Did u get laid? I went and bought lube and fleshlighted it while moaning ur name the whole time.
So...we accidentally left a bag of puke in your sister's room. Heads up.
I really like him. That's why I'm having sex with someone else, so he doesnt think i'm a slut.
Warning...her vagina is big, like sleeping bag big.
25 Shocking High School Scandals You Won’t Believe Are True
"auto-tuned camel" is how i'd describe the noises she made
I wiped a tear off her cheek with my boner. It cheered her up
You can buy vodka at target here.. Maybe Missouri isn't so bad after all
Doing shrooms is fine until you get raped by curtains
Just had a tranny complement my outfit. Looks like I'll have to change before we go out.

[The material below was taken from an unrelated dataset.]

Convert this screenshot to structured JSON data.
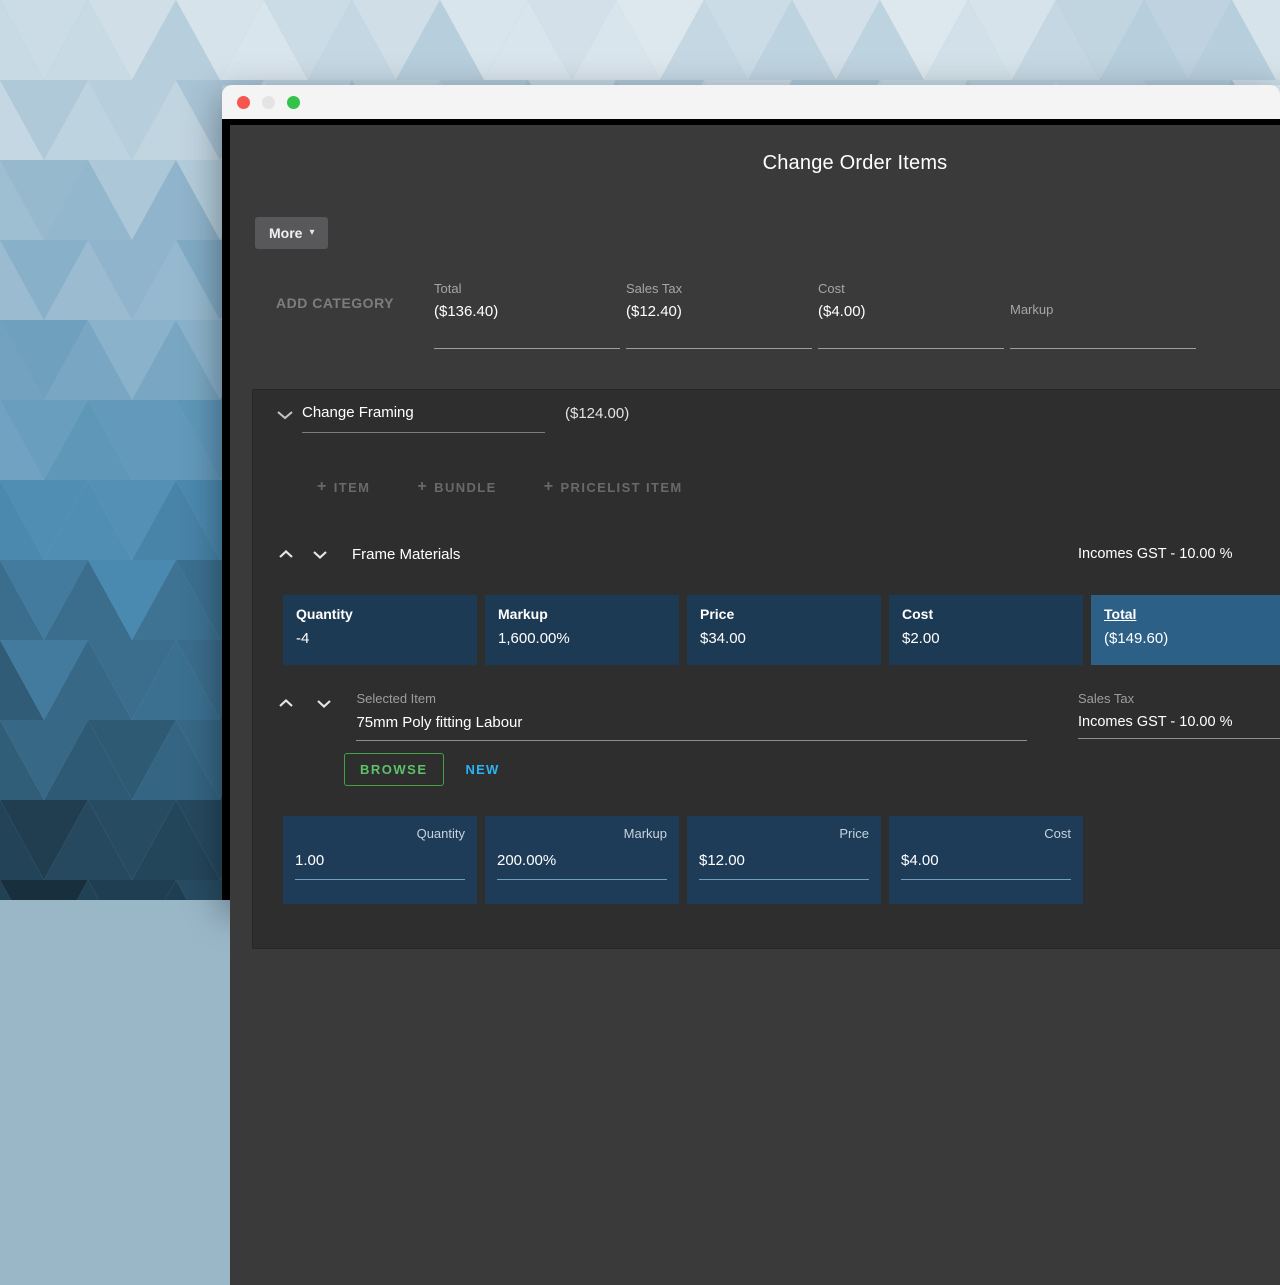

Guy Shares All The ‘New Discoveries’ He’s Made Since Moving In With His Girlfriend And It’s Hilariously Relatable
I successfully convinced a drunk NDSU student that their school does not have a football team and another that they weren't in Fargo. I'm a dangerous sober shark in a sea of drunks.
No. Dude. I didn't knoe it eas floibg to move. It's slepprru ixuy!
I really love you gals. I'm sorry again. I'm just super protective of my poutine
As a friend tho, you have the biggest dick I've ever seen
Like people might wonder why I put up with your puns. You give good head and play with my hair
im about to go through the checkout with 3 flasks and a wedding card. let the judgement begin!
update: cashier guessed cash bar before i could say anything. completely bypassed "dry" and knew cash bar right away. i love this state.